Nine out of 10 of the highest-paying county governments in the United States are in California (the other is a wealthy New York suburb with an exceptionally high cost of living), according to a Washington Examiner analysis of county employee compensation data.

  • When it comes to city governments, the nine highest payers are also all in the Golden State, including Oakland, at $99,000.
  • The average government worker in Fremont makes $108,000; in San Jose, it's $100,000; in Los Angeles, it's $93,000.

While working for California local governments can mean high salaries and extraordinarily generous pensions, the Examiner found that county workers made more than their private-sector counterparts virtually everywhere on the East Coast, the West Coast and the Rust Belt.

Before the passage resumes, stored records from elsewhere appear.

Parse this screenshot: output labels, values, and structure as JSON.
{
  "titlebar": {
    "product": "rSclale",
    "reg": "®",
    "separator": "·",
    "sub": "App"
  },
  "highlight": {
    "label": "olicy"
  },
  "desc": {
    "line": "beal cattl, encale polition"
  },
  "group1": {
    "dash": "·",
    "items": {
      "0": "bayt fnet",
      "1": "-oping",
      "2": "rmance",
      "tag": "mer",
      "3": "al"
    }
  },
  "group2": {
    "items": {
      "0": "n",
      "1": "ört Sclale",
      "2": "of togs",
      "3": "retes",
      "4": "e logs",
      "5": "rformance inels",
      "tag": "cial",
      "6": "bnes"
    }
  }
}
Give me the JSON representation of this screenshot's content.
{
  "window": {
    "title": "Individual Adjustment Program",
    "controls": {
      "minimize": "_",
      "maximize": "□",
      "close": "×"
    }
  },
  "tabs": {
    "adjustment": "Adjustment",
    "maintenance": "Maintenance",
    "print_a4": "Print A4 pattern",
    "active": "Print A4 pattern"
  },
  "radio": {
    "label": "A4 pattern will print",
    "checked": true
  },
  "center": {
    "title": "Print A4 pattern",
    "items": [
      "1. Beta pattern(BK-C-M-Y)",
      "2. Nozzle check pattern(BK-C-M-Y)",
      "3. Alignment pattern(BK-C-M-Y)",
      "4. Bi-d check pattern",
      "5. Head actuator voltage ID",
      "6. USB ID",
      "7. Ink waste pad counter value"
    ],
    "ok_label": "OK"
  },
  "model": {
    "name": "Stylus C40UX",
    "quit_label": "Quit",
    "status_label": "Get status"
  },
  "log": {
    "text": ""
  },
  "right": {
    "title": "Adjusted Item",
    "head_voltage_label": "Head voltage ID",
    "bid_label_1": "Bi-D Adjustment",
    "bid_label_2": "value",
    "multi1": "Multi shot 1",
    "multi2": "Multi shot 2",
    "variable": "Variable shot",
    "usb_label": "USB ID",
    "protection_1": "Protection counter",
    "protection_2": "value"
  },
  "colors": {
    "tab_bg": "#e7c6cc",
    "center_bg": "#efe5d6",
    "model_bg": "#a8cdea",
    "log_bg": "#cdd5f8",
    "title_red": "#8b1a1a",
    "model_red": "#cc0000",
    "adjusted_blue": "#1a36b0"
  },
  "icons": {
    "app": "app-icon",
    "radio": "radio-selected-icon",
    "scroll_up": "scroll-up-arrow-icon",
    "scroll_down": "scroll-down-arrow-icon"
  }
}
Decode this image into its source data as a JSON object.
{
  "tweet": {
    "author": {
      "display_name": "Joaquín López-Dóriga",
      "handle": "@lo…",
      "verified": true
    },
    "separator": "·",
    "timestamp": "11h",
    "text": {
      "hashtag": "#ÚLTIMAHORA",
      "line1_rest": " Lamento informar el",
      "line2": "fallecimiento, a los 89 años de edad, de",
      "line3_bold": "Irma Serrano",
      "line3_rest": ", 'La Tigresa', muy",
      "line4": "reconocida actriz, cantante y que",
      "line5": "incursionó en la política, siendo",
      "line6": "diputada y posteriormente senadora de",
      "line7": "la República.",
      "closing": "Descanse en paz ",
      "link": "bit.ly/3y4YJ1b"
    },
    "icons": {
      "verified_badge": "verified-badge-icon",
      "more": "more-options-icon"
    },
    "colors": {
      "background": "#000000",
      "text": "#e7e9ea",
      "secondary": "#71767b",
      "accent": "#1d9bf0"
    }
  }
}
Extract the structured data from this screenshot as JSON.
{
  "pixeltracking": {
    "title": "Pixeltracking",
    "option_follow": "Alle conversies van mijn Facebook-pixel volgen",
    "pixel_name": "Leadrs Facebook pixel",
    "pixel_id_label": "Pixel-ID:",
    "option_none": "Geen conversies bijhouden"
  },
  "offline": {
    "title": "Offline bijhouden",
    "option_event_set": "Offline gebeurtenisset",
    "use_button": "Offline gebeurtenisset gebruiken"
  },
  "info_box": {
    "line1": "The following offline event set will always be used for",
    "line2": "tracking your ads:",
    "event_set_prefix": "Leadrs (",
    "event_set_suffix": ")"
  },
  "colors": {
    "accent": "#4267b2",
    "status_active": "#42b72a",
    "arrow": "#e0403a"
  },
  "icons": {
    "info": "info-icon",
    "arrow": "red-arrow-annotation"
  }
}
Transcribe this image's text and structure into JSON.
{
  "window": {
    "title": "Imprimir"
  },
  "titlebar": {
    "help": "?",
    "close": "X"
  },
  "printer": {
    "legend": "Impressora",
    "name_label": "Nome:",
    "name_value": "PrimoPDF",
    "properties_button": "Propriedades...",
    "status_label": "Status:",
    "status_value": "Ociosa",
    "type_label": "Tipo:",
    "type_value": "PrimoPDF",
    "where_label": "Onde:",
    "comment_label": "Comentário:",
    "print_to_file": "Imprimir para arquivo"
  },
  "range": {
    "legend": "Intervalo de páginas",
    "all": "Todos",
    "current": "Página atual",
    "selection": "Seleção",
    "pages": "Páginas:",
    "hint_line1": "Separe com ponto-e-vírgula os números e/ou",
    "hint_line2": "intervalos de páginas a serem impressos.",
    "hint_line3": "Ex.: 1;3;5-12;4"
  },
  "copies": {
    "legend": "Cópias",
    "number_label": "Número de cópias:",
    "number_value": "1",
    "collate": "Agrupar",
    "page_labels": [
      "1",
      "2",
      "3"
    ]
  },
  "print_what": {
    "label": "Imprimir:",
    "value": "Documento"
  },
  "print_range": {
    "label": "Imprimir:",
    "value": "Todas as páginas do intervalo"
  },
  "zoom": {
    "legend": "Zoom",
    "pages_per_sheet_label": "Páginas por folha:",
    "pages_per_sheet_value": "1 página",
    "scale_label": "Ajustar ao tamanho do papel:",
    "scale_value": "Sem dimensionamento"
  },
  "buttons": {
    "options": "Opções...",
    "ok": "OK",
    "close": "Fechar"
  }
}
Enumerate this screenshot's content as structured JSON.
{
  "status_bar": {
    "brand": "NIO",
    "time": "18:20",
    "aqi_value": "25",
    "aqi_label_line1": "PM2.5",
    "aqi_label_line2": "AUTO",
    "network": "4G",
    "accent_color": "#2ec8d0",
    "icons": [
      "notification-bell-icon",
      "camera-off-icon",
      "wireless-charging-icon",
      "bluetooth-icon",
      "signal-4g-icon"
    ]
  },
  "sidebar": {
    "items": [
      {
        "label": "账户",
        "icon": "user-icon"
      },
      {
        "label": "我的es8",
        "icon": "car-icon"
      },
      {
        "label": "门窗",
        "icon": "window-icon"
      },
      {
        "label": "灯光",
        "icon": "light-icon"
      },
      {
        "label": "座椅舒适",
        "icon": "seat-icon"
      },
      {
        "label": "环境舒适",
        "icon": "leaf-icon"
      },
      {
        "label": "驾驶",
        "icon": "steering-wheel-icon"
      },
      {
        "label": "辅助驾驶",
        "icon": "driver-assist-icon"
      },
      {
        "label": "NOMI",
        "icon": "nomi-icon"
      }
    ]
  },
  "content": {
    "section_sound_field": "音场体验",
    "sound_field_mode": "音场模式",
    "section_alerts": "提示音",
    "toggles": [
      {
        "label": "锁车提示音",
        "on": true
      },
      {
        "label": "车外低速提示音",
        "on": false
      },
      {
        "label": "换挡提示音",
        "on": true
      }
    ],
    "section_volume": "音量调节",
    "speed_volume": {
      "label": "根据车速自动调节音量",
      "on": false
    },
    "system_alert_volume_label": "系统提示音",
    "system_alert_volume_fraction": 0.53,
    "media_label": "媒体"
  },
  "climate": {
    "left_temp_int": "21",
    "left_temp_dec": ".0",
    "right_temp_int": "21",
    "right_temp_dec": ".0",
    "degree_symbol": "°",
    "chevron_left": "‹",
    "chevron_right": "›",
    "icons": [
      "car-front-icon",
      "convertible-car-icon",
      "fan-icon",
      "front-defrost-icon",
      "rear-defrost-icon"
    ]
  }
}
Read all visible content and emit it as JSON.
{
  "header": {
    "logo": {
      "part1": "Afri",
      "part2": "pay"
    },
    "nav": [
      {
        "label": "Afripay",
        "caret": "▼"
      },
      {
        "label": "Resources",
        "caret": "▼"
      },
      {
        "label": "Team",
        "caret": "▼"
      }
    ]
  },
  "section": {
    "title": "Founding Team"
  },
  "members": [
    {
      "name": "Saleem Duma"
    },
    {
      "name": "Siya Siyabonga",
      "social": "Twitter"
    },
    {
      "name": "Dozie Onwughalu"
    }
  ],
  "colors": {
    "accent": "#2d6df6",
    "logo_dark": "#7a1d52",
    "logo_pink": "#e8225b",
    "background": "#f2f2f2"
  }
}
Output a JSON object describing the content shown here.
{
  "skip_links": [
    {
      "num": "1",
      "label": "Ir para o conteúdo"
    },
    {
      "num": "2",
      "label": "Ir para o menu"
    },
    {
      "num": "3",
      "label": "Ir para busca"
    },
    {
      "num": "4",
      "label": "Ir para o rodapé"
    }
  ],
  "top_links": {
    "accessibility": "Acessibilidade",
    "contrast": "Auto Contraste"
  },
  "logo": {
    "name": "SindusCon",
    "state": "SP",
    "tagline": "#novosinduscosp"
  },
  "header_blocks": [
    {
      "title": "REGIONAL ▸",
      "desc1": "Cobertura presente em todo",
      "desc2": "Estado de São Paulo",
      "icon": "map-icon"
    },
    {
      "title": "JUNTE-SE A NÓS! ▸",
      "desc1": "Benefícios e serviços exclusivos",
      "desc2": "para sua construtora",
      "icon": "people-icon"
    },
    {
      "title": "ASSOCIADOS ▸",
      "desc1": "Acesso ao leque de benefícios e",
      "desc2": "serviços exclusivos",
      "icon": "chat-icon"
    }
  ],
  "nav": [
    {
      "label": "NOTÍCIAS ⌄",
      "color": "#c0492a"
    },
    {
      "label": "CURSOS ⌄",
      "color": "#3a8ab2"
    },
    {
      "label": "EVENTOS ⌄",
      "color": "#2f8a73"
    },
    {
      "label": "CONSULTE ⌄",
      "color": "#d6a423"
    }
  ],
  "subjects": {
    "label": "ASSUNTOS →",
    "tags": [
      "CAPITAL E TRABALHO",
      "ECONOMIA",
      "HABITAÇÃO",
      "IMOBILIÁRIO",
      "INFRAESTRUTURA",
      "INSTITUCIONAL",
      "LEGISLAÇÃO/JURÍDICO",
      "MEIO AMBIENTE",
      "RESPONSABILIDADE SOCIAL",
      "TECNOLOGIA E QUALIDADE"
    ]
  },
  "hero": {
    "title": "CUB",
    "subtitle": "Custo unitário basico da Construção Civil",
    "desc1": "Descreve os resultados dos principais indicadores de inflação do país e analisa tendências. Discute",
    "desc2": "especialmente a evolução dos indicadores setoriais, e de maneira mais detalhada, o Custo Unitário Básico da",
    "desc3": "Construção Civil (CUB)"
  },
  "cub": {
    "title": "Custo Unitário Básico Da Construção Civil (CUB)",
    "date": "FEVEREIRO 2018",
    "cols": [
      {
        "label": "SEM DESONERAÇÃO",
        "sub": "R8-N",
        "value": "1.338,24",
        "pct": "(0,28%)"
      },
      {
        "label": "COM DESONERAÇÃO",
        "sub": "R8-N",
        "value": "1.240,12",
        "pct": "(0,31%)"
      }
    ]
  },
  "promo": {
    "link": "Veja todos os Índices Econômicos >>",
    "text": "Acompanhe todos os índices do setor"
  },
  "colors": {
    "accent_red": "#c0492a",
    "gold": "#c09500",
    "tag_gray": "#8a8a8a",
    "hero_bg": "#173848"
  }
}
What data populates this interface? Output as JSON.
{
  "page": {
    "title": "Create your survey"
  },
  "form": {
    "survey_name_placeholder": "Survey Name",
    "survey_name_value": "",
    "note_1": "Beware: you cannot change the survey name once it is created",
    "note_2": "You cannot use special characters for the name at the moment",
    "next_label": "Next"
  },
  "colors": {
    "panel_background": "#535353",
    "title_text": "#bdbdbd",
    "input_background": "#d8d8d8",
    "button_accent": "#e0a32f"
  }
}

High salaries for California's runaway public workforce will cause problems not just now, but down the line, as pensions are pegged to pay.

  • The Examiner computed average county worker salaries from the Census Bureau's 2011 Government Employment & Payroll survey and compared them with the median salaries of full-time workers in the same counties from the Census' 2009-2011 tally to account for cost of living differences. (Median salaries were not available from the government employees survey.)
  • All counties with populations of 100,000 or more, and a sampling of smaller ones, were included.
  • Teachers, because they aren't year-round employees, were excluded.

Earlier this year, California enacted legislation to tighten pensions for new employees, but many loopholes remain, including allowing local workers to retire and begin collecting a pension, then resume working with the government for an additional salary.